(Bloomberg) -- Oil rose for a fourth day toward $70 a barrel after Saudi Arabia signaled it won’t push oil into the market beyond its customers’ needs, dispelling fears that it may flood the market.

Futures in New York added as much as 0.8 percent on Friday after gaining 2.1 percent in the previous three sessions. OPEC’s de facto leader Saudi Arabia, which has been under pressure from U.S. President Donald Trump to pump more and ease prices, said exports this month will be “roughly equal” to June, and they will drop by 100,000 barrels a day in August.

Crude has retreated by about 6 percent this month as the prospect of a tit-for-tat trade war between the U.S. and China rattled global financial markets. The U.S. oil benchmark closed above its 50-day moving average on Thursday after slipping below that level earlier this week, while worries over potential supply losses in Venezuela and Iran as well as sporadic disruptions in Libya linger.

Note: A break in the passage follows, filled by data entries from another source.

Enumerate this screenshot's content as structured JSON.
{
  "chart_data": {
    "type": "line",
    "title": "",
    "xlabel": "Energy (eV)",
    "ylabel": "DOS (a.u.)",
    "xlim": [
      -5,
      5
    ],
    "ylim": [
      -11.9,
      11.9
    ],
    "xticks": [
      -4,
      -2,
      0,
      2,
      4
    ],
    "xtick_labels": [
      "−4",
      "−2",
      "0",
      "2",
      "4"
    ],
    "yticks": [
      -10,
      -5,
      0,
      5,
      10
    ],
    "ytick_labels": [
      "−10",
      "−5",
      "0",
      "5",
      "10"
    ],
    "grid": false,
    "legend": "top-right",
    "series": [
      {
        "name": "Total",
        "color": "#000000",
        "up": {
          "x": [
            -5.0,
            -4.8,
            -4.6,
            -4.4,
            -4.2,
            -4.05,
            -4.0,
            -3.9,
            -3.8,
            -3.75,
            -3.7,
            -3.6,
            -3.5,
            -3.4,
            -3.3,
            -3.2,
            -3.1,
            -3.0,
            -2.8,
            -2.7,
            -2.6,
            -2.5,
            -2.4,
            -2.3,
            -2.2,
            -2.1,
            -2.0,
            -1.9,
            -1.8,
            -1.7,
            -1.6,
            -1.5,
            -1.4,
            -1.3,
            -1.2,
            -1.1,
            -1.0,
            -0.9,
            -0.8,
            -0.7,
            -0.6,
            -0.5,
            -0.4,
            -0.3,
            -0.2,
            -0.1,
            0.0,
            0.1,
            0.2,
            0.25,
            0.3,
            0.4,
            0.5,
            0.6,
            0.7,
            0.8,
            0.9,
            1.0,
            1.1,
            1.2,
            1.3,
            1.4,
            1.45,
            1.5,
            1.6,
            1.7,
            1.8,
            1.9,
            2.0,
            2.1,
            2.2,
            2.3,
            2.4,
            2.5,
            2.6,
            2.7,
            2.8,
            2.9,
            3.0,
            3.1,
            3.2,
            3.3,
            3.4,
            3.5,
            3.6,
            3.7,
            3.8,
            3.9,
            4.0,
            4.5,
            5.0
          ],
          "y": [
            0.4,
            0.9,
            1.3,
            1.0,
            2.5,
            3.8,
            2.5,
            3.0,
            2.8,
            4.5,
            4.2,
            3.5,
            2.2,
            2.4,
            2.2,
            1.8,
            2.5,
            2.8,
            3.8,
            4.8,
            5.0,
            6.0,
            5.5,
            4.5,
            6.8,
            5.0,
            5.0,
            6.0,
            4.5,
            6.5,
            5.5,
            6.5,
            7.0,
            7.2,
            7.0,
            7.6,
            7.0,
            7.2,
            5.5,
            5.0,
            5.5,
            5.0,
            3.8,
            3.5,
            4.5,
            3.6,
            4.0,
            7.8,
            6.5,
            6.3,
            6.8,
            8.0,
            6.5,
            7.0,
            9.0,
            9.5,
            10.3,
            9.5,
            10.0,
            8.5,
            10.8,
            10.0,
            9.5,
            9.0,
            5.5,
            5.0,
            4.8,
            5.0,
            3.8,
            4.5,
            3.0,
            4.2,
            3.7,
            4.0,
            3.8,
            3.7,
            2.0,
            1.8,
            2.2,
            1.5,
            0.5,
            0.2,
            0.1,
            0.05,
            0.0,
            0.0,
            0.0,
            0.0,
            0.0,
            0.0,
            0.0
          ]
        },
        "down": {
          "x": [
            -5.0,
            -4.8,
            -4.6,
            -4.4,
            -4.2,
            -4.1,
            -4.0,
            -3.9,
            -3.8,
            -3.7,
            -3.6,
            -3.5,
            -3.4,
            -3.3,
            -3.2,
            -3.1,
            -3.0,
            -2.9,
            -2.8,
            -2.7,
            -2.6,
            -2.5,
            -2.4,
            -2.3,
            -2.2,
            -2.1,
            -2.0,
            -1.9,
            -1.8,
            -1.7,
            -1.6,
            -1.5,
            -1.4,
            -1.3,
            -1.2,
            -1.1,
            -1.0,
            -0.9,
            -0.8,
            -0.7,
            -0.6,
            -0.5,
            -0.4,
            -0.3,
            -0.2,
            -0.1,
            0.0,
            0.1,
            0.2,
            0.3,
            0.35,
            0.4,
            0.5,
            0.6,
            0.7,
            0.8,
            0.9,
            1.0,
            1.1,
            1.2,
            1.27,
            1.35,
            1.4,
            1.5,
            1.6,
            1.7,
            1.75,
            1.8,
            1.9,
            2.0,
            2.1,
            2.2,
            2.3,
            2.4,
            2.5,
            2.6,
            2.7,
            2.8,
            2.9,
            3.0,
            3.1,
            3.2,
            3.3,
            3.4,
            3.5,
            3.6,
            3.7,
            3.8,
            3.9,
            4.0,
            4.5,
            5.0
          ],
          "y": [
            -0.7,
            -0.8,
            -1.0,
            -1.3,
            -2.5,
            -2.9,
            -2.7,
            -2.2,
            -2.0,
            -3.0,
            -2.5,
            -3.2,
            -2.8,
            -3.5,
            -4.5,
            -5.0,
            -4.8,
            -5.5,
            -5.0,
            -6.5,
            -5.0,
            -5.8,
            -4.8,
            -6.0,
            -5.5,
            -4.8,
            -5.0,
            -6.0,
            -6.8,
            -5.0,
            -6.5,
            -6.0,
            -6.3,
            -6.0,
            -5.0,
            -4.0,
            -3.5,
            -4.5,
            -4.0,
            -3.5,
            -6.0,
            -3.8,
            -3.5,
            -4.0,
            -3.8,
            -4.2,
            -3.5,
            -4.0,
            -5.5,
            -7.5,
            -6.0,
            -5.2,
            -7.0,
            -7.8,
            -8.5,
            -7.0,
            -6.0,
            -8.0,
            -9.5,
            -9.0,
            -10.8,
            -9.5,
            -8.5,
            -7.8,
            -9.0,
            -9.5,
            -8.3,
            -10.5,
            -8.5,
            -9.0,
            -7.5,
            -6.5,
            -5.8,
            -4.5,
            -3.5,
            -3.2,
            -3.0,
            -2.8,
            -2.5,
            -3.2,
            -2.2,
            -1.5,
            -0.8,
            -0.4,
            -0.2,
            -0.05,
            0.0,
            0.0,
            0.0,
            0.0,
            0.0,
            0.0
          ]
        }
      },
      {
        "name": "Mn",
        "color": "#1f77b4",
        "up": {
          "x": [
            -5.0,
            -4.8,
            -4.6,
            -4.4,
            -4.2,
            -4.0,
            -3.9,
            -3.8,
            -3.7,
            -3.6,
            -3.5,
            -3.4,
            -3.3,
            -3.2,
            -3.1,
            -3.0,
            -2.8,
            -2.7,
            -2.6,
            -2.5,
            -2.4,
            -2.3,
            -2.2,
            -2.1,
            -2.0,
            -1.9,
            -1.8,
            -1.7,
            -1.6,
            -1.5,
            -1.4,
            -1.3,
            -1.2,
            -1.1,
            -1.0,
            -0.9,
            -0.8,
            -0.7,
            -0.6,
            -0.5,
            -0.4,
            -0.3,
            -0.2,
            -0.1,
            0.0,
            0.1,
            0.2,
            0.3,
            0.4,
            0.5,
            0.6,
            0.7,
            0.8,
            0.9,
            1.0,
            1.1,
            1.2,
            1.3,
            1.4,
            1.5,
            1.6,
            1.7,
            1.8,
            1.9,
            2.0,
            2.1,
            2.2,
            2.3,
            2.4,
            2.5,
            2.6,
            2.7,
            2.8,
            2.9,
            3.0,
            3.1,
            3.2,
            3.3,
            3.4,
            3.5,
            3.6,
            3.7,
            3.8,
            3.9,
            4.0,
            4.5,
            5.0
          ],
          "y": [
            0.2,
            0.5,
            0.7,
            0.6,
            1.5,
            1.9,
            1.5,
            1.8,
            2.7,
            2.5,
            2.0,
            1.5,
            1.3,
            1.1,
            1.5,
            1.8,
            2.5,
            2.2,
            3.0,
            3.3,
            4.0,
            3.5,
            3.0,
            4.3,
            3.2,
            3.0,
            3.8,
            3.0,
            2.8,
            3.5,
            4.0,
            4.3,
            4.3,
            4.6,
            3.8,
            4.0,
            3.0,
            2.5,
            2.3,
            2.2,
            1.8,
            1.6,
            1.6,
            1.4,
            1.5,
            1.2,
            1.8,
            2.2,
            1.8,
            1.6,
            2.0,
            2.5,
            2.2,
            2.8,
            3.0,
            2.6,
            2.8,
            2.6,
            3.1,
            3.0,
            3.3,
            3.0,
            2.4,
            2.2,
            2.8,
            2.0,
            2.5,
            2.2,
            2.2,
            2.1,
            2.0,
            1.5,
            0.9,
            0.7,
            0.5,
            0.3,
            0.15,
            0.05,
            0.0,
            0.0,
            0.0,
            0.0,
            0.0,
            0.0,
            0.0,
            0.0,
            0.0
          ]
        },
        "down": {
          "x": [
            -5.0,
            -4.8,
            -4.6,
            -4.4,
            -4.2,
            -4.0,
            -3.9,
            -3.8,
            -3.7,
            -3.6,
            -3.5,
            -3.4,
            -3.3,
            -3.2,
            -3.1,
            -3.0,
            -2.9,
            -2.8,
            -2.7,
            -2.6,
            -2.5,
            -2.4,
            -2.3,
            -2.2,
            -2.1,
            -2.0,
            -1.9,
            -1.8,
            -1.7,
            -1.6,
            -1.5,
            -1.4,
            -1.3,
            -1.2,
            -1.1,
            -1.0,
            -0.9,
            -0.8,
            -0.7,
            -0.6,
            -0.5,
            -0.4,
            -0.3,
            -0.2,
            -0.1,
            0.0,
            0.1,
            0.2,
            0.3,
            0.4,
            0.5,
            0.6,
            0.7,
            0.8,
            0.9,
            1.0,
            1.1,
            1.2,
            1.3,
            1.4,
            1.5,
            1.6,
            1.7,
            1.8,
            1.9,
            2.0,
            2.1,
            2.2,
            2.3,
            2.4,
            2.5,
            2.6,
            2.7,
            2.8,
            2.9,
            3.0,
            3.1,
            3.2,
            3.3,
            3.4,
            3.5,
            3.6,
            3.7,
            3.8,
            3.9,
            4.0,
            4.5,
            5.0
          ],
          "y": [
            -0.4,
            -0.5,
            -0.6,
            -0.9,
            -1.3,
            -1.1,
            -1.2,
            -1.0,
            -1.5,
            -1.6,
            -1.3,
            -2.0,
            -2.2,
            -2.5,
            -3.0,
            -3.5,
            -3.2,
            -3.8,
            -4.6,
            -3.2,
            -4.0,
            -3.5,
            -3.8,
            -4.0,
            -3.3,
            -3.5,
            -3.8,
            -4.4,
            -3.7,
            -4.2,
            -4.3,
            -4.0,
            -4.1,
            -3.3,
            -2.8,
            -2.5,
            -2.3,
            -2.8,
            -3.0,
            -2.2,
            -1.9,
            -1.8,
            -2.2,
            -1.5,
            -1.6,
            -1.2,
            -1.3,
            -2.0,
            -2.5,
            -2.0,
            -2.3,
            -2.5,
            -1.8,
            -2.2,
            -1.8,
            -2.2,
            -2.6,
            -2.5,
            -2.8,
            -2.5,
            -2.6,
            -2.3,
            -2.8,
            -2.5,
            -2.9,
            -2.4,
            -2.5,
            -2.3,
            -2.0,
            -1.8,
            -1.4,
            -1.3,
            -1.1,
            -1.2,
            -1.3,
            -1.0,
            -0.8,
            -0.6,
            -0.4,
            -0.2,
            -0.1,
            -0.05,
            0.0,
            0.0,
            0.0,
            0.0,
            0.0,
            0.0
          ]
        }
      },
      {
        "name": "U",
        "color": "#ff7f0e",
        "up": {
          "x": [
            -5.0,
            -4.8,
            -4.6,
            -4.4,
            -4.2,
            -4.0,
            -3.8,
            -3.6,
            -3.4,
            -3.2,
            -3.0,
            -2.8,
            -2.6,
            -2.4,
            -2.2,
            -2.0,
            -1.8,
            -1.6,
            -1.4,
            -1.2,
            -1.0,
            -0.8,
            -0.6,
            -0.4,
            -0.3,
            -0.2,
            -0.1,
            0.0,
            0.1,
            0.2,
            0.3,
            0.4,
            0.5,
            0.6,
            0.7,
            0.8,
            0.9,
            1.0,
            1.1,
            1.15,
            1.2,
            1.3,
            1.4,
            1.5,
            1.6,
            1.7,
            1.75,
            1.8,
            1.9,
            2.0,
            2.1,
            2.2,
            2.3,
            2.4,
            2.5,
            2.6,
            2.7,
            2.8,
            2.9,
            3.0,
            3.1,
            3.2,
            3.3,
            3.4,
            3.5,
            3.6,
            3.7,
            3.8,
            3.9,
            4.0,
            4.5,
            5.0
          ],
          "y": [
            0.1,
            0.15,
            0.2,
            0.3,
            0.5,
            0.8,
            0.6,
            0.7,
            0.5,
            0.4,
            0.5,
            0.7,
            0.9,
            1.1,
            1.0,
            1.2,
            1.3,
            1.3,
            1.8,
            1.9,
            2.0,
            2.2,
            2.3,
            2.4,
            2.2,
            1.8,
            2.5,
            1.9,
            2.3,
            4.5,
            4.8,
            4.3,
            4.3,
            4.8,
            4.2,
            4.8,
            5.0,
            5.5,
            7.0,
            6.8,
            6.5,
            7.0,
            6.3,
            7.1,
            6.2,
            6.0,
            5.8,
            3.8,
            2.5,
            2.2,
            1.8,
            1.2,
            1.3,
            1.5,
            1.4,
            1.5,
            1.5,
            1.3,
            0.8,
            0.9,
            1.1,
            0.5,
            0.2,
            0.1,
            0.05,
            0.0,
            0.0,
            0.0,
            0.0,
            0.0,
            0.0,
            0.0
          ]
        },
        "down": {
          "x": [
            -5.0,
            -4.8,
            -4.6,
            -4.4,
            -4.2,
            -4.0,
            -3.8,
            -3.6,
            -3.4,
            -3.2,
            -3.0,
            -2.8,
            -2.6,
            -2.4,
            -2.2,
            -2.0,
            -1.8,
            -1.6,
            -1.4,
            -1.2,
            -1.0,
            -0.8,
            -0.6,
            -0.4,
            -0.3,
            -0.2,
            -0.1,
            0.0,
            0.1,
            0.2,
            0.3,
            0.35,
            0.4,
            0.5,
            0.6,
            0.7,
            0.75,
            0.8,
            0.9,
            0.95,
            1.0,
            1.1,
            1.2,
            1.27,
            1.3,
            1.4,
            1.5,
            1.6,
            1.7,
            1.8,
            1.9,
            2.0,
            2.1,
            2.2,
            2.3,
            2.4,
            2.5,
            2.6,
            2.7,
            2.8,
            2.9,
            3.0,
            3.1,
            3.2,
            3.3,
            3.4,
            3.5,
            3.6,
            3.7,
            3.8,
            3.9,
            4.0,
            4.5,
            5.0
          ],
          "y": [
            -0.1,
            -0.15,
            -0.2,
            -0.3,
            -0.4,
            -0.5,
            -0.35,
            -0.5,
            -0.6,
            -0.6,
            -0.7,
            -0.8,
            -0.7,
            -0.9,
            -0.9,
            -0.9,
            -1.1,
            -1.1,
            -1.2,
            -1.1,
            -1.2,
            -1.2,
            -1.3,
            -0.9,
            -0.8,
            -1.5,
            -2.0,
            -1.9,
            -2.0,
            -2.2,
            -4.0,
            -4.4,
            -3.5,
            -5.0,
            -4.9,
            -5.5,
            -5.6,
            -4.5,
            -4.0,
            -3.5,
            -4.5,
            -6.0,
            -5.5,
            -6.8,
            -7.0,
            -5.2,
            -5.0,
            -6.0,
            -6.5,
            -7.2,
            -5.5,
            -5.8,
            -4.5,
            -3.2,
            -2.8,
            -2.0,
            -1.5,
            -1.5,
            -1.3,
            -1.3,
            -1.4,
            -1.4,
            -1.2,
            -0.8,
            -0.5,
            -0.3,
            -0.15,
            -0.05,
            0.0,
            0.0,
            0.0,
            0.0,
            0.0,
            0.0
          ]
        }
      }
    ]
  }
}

“While Saudi Arabia is under pressure from Trump to keep oil prices low, it probably won’t like them to be too low at the same time, and if it replaces the lost volumes from Iran and Venezuela, overall supplies will eventually be balanced,” said Hong Sungki, a commodities trader at NH Investment & Securities Co. in Seoul. “WTI will likely be buoyed above $65 and Brent above $70 for a while, but as uncertainties remain over the trade dispute between the U.S. and China, we’ll continue to have some downward pressure.”

West Texas Intermediate crude for August delivery, which expires Friday, traded at $69.65 a barrel on the New York Mercantile Exchange, up 19 cents, at 11:23 a.m. in Seoul. Prices are down 1.9 percent this week, heading for a third weekly decline. Total volume traded was about 39 percent below the 100-day average. The more-active September contract dropped 15 cents to $68.09.

Brent for September settlement slipped 4 cents, or 0.1 percent, to $72.54 on the London-based ICE Futures Europe exchange. Prices on Thursday dropped 32 cents to $72.58. The contract is down 3.7 percent this week. The global benchmark traded at a $4.42 premium to WTI for the same month.